How to Understand F1's Schema Change
Background
The DDL paper on F1 serves as the foundation for TiDB’s DDL implementation. There are two main papers on F1: one provides an overview of F1’s DDL, and the other specifically details the schema change method for DDL. I personally believe the second is key and more confusing to me. There is an introduction to the second paper here, which can help in understanding.
Understanding
Online DDL Concept
The DDL discussed here refers to online DDL. The concept of online DDL originates from databases like MySQL, whereas PostgreSQL and similar databases might not support it. This concept is also quite vague; the distinction is whether you need to use exclusive locks during DDL operations to block transactions. Therefore, all databases can perform online DDL; it just depends on whether they’re willing to put in the effort. For traditional businesses where 24/7 availability isn’t a priority, DDL operations can be performed during maintenance times or late at night. Even if a few users are online, at most, they might experience minor delays. However, modern internet businesses are strict about maintenance windows, creating a higher demand for non-blocking DDL, which MySQL, as a quintessential internet database, was first to support. The typical implementation involves creating a copy of the schema table, with operations being sent to both the new and old tables during the transition.
For MySQL’s supported online DDL, see this webpage. Primarily, it’s categorized into operations on indexes and columns. This explains my curiosity about why TiDB’s examples for implementation often involve adding indexes.
F1’s Method
Having worked on something similar to Aurora before, there were many issues with this area. If you’re only performing offline DDL, it doesn’t have to be this complicated. According to F1’s paper, it uses the following series of state changes to accomplish a DDL:
(reorganization)
absent -> delete only -> write only ---------------> public
In this sequence, each node passes through these four states, transitioning to the next state upon receiving a command. The agreed-upon rule is that each state doesn’t persist for more than twice the lease time across all nodes. How is this ensured? Through the following rule: if a node takes too long to move to the next state after receiving the transition command (meaning a state exceeds twice the lease time), it means the node received the command too late and will stop providing services and shut down.
Within these four states, ‘absent’ indicates a state where the node hasn’t received instructions yet, and ‘public’ signifies the completion of the DDL. What about the two middle states? The background link described them as follows:
- A delete-only table or column can be modified only by delete operations.
- A delete-only index can be modified only by delete and update operations. Update operations can delete key-value pairs corresponding to updated index keys, but they cannot create any new ones.
- A write-only column or index can have their key-value pairs modified by insert, delete, and update operations, but none of their pairs can be read by user transactions.

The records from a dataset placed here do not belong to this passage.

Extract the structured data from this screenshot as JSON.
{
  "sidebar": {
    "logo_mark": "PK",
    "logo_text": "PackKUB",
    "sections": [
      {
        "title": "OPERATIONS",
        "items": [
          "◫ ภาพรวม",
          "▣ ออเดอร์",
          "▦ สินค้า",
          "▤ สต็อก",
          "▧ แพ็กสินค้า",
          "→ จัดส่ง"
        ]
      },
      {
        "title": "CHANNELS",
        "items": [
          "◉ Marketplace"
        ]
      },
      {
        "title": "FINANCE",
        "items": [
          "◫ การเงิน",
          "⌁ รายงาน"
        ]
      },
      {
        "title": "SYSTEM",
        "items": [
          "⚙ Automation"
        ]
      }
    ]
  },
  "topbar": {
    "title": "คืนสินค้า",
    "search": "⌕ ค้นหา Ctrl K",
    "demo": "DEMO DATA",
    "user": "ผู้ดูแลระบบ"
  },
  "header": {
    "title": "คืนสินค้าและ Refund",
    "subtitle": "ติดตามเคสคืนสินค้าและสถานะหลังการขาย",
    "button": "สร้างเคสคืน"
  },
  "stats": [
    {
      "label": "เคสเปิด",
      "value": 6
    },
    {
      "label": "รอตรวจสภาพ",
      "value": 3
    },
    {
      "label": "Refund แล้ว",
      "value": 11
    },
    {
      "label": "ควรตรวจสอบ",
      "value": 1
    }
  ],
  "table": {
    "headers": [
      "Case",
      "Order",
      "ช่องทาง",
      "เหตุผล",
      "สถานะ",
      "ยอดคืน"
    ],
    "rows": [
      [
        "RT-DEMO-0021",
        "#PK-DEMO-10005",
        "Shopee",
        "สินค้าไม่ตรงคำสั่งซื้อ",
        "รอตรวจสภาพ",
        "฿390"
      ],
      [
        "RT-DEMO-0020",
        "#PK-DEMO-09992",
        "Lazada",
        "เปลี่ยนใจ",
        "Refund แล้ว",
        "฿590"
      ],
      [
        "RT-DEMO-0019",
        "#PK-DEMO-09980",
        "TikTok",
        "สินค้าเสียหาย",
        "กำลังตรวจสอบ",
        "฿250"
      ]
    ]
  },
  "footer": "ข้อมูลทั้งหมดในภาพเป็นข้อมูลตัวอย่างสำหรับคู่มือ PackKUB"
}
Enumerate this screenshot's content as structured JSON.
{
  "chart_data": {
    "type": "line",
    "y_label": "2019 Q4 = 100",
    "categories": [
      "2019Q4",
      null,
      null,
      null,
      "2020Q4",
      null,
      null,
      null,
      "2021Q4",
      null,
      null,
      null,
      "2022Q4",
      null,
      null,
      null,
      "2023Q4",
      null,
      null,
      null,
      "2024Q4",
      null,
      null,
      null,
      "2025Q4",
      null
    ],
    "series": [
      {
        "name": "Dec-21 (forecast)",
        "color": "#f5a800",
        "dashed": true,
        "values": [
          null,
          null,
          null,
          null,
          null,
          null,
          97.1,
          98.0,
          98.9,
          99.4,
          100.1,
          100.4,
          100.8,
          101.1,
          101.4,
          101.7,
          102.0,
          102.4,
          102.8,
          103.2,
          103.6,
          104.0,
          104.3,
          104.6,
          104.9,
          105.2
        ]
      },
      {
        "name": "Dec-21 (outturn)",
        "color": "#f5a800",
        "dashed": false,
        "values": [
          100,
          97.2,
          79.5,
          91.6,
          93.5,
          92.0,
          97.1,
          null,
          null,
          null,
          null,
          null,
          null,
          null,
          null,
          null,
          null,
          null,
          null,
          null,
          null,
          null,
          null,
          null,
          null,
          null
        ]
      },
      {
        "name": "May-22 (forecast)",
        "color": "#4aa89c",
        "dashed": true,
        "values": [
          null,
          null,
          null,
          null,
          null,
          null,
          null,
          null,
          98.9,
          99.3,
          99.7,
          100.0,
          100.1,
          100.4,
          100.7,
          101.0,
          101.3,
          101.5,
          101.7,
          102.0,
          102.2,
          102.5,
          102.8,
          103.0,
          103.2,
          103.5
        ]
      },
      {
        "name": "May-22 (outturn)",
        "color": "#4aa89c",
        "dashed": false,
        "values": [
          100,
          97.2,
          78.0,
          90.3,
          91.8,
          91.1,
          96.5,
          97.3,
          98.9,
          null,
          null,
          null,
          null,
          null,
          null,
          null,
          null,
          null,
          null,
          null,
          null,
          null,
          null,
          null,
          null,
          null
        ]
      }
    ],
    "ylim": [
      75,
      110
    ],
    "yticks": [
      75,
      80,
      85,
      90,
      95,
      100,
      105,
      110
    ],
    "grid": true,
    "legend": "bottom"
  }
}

- A write-only constraint is applied for all new insert, delete, and update operations, but it is not guaranteed to hold over all existing data.
Summarized in a table:
delete only | write only |
---|---|
Tables and columns can only be deleted; indexes can be updated (tables not really) | Columns and indexes can be deleted, updated, and inserted |
The first state is rather peculiar, and the second one even more so—“can not read” might have been a better name for it. It’s said that this design allows two concurrent states to behave consistently, specifically pairs like (absent and delete only), (delete only and write only), and (write only and public).
Examples:
Adding index idx to table t, the deployment environment consists of two databases, a and b.
- a enters delete only and completes adding the index. b has yet to receive any instructions.
- Insert operations on a and b: a’s idx is ignored, b is unaware and also ignores.
- Read operations: a and b ignore idx.
- Deletes and updates: a’s idx responds, b ignores.
- a enters write only, b enters delete only, and indexing is completed.
- Insert operations on a and b: a’s idx responds, b ignores (b loses index data?).
- Read operations: a and b ignore idx.
- Deletes and updates: both a and b’s idx respond.
- a enters the public state, b enters the write-only state.
- Insert operations on a and b: both a and b’s idx respond.
- Read operations: a’s idx responds, b ignores.
- Deletes and updates: both a and b’s idx respond.
Removing index idx from table t, with two databases a and b in the deployment environment.
- a enters delete only and completes removing the index. b has yet to receive any instructions.
- Insert operations on a and b: a’s idx is ignored, b has index idx and inserts into the index.
- Read operations: a ignores idx, b uses it.
- Deletes and updates: a’s idx responds (no-op if the index is removed), b responds.
- a enters write only, b enters delete only, and fulfills the command.
- Insert operations on a and b: a’s idx responds (no-op), b ignores.
- Read operations: both a and b ignore idx.
- Deletes and updates: both a’s and b’s idx respond (it’s a no-op as the index is already deleted).
- a enters the public state, b enters write only.
- Insert operations on a and b: both a and b respond (b no-op?).
- Read operations: a’s idx responds, b ignores.
- Deletes and updates: both a and b’s idx respond (b no-op?).